Life gave me an opportunity to pursue university education abroad. When I arrived in the West, I eagerly embraced what I thought was free and independent media that constantly stuffed people with climate change problems and the doom of earth and humanity. Little did I know about scientific debates around the subject. I chose to study international public law and environmental law at a well-known European center. I love justice as much as forests and trees, and I even became an amateur mushroom hunter in temperate climates.

It took me a long time to question the official climate narrative. After graduation, I was busy with successive jobs outside the environmental law field and founding a young family. That experience in international forums and private philanthropy later helped me understand how international conventions and consensuses were influenced and reached.

The Covid-19 crisis came, imposing on me, like on billions of voiceless people, a personal toll. A few months in, when I saw a headline on “Covid deniers,” something clicked in my mind. I had known a similar term “climate deniers.” Why were those who disagreed with the narratives named deniers? That was how I went down the rabbit hole.

Never had I imagined that I would publicly criticize the UN policies, but I did. Never had I imagined that I would sign the “There Is No Climate Emergency” Declaration and collaborate with Clintel‘s (Climate Intelligence) translational projects, but I did. I have been writing about the WHO (World Health Organization) pandemic text projects, and still nothing substantial on environmental issues. Deep down, I feel ashamed for having believed in the official climate narrative. It is difficult to make confessions about our mistakes and stupidity, unlike Dr. Patrick Moore did it publicly in his wonderful Confessions of A Greenpeace Dropout.

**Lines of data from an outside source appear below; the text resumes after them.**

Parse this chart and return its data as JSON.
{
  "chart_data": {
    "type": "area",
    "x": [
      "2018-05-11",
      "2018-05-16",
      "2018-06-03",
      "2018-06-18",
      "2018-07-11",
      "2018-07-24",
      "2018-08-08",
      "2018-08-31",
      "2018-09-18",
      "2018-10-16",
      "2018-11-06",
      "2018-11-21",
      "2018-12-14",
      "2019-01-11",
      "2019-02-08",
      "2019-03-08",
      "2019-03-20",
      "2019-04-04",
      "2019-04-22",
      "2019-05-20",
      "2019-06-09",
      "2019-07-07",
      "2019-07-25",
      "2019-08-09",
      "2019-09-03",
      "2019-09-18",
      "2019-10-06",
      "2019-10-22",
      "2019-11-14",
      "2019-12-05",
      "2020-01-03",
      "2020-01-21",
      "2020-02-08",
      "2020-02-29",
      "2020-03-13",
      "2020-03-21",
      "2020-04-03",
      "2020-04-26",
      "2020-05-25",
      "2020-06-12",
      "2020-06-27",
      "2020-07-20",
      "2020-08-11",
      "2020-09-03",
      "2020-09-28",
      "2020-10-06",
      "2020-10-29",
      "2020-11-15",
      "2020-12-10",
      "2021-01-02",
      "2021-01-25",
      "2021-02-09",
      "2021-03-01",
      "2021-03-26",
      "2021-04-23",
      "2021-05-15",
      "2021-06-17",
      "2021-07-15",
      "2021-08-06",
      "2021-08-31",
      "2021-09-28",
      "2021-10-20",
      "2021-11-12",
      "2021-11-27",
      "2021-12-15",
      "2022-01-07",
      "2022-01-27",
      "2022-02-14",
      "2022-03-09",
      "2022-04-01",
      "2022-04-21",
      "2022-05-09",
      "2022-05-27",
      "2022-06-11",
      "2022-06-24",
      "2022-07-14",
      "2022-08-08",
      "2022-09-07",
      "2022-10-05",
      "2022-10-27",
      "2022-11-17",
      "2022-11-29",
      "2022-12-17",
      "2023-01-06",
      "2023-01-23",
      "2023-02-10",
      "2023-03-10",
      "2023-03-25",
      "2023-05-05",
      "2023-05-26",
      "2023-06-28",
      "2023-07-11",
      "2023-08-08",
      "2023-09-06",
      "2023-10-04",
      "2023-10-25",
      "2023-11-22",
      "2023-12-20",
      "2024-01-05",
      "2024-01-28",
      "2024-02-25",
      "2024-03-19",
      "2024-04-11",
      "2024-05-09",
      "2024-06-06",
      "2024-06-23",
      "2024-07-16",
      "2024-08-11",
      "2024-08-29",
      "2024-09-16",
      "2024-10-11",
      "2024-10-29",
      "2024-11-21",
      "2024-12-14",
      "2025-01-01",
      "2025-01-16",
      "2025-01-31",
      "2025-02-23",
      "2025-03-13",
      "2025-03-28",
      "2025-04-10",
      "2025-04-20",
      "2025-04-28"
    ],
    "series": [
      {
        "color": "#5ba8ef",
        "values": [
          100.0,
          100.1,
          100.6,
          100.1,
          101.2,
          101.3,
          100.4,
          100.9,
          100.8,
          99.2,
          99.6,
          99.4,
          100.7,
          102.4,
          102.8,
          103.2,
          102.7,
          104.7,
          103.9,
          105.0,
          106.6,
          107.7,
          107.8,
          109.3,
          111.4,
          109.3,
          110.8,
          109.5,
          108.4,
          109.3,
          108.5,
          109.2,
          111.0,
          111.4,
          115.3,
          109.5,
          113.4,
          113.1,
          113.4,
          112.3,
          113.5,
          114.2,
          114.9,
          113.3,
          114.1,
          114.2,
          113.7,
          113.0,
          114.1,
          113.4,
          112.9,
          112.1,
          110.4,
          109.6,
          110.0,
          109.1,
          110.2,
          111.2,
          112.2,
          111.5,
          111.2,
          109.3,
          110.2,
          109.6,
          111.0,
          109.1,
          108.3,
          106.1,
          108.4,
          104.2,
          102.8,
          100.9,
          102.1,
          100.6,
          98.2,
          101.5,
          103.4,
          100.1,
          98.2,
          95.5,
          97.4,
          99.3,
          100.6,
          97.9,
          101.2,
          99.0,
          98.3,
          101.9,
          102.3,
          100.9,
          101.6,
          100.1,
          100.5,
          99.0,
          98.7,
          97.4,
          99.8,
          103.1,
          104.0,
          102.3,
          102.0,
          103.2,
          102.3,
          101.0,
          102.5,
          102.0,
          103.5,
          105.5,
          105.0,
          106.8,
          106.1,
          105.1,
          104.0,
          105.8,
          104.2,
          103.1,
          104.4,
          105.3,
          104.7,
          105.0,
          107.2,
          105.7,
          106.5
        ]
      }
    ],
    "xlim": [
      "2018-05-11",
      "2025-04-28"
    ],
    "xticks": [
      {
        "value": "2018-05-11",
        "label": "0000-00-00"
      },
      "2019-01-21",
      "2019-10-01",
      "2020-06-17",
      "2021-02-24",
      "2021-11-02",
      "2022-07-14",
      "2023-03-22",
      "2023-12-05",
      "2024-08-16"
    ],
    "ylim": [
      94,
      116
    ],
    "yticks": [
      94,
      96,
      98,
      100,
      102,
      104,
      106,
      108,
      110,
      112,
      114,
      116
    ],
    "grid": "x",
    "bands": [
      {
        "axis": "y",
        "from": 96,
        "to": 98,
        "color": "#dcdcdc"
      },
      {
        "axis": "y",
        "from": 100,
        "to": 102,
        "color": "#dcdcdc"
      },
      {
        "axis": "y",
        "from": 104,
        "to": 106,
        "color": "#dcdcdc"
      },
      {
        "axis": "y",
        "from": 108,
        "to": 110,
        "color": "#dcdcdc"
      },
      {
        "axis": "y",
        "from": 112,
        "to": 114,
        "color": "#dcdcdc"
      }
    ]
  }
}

So, how could I be judged a climate denier or a misinformation spreader? Not only me, but all my fellow authors at Brownstone Institute. DeSmog, “founded by Jim Hoggan of James Hoggan & Associates, one of Canada’s leading public relations firms” in January 2006 “to clear the PR pollution that is clouding the science and solutions to climate change,” has listed all of us there, minutiously recording the years of our first publications and the author pages. This website proudly informs that its “research database provides vital information on over 800 organizations and individuals responsible for spreading misinformation on a range of energy and science topics.” Of course, it also profiles Brownstone Institute as the umbrella organization without offering any critical analysis regarding its mission or its stance on Covid-19.

What would you think of, or characterize those who don’t actually contribute to intellectual and societal debates but have time to profile organizations and individuals, without tangible evidence, accusing these of being dangerous to society? Who funds them to do so? Would such actions constitute their potential responsibility if the concerned organizations and individuals are targeted or harmed by unstable individuals? Well, you might want to check on these databases all the organizations and individuals you know and make your own opinion on this website and the people behind it. Better, check out the profiles of some famous “climate deniers” in the recent film Climate: The Movie (The Cold Truth).

It is a shame that some people still don’t question other narratives after experiencing profound injustices and horrendous treatments during the Covid-19 response for the so-called “greater good.” The journey to find the truth is nevertheless personal and relatively painful, where we are led to confront ourselves, our humility, faith, and principles. I don’t think it is easy to impose that on others, but we can plant seeds, for they may grow on fertile soil.

Personally, I don’t feel irritated. I see DeSmog’s profiling as a badge of honor. Finally, without much effort, I have been recognized as someone who questions rather than blindly following and living off another’s dogma.